Established theory holds that gravity is the major driver behind the "space-bending" abilities of black holes. But Braunstein and his colleague, Manas Patra, theorized that gravity might not even be a fundamental force of nature.

"If it can be derived as an emergent phenomenon, then gravity is not a fundamental force of nature," Patra told Deutsche Welle. "It's coming out of something else."

Scientists have thought the opposite since the time of Sir Isaac Newton, who developed the theory of universal gravitation - but Braunstein said there's still no standard theory on the subject.

"Getting gravity to fit into the overall picture is always difficult," he added. "There isn't really a successful theory of quantum gravity."

This idea was based on research conducted more than a decade ago by Ted Jacobson, who argued that not gravity itself, but Albert Einstein's equations - which form the basis of general relativity and how things move in a gravitational field - could be derived via thermodynamics.

An artist's depiction, provided by NASA, of what scientists believe is a black hole

A black hole's event horizon is known as the 'point of no return'

The quantum question

Key in the University of York team's approach was that instead of focusing on gravitation, the researchers looked to the theory of light and atoms: quantum mechanics.

"The key discovery we've made is that when it comes to calculating black holes, you can throw space and curve theory and mathematics out the window," Braunstein said.

"We just use elementary quantum mechanics."

But the definition of a black hole as an irreversible eating machine is based on gravitation theory, not quantum theory. The very edge of the black hole is known as an "event horizon," or the "point of no return." It is thought that once something passes that point, there's no going back.

"If you apply quantum theory, then there are always quantum fluctuations," Patra said, which opens up the possibility that information would re-emerge.

Open to debate

Patra acknowledged that not everyone subscribed to the theories mentioned in the study - he cited a paper by Erik Verlinde written last year, which serves as the backbone for the latest report.

Verlinde suggested that thermodynamics might be the source of gravity, inertia, "and even space time," according to the authors.

"That created a bit of a stir," Patra said.

Jacob Bekenstein, a scientist at the Racah Institute of Physics at the Hebrew University of Jerusalem, said that the notion that black holes release information is nothing new.
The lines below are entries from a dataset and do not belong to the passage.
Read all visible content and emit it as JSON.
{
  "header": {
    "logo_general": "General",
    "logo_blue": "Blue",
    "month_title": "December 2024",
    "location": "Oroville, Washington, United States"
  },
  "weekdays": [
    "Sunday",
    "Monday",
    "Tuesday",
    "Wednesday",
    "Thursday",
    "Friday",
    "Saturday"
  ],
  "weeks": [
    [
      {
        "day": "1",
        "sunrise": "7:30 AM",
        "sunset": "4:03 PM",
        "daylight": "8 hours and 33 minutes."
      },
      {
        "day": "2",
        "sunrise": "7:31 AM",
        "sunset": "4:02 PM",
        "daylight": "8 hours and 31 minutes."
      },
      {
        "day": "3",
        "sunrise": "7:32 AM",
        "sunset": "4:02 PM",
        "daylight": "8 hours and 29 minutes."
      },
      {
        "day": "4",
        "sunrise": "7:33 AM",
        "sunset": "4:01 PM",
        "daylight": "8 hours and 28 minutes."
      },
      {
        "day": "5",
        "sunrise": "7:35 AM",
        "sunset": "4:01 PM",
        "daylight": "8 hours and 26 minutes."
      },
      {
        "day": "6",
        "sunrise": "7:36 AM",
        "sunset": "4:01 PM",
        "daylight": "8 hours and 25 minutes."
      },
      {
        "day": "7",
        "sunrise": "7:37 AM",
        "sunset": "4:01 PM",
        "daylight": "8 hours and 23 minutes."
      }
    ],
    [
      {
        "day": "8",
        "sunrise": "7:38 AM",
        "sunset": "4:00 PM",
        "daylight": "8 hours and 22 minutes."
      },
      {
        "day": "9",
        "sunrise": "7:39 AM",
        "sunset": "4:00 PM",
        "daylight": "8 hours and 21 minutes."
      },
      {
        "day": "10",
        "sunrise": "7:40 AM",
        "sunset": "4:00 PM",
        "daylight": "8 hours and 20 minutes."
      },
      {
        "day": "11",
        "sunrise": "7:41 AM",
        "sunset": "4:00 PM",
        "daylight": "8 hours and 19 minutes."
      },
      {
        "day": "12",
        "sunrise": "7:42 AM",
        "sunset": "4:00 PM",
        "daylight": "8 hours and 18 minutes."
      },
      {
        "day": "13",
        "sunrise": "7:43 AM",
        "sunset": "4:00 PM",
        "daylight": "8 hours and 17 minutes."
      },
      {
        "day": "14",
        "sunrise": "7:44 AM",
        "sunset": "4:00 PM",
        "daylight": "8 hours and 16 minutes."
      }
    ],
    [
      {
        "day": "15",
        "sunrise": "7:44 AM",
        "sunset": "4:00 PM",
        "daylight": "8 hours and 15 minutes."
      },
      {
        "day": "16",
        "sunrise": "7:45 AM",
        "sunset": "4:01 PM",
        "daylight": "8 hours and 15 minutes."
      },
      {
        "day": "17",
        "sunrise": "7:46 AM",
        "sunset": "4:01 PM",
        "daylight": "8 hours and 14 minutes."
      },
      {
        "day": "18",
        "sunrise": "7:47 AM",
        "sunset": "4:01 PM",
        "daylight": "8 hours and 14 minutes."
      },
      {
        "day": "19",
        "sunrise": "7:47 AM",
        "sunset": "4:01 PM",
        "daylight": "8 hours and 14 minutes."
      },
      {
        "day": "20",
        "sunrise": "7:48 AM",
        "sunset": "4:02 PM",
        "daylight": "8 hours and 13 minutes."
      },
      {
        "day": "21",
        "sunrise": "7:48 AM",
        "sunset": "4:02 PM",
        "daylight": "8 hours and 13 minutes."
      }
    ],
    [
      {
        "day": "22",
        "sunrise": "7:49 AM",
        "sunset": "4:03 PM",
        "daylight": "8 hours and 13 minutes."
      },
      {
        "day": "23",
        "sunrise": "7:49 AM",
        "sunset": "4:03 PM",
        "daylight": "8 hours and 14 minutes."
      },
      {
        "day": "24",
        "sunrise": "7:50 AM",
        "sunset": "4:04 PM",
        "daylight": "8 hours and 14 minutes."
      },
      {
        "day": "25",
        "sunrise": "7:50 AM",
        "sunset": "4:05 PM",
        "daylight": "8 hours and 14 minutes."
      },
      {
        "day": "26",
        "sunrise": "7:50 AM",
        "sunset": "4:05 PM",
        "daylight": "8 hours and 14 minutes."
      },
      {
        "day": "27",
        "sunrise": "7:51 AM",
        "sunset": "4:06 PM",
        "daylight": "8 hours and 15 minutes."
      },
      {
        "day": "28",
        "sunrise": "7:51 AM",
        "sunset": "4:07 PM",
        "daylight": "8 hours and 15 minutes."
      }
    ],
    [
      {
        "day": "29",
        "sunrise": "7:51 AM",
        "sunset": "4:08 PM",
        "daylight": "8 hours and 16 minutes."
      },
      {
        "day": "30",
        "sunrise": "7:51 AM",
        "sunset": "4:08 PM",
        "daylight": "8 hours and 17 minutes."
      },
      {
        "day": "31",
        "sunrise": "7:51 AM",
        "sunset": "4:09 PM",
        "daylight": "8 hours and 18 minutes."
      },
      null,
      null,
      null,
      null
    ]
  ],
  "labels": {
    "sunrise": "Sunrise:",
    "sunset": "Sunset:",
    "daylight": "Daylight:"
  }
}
He described Verlinde's theory on the connection between gravity and thermodynamics as more "obscure," but nonetheless a popular point of discussion.

"It's a bandwagon right now that people discuss this approach," Bekenstein added.

Braunstein acknowledged that Verlinde's research was controversial but "tantalizing."

"I think it's fair to say that if what Verlinde had claimed was true was indeed the case, than something along the lines that we found would have to be true."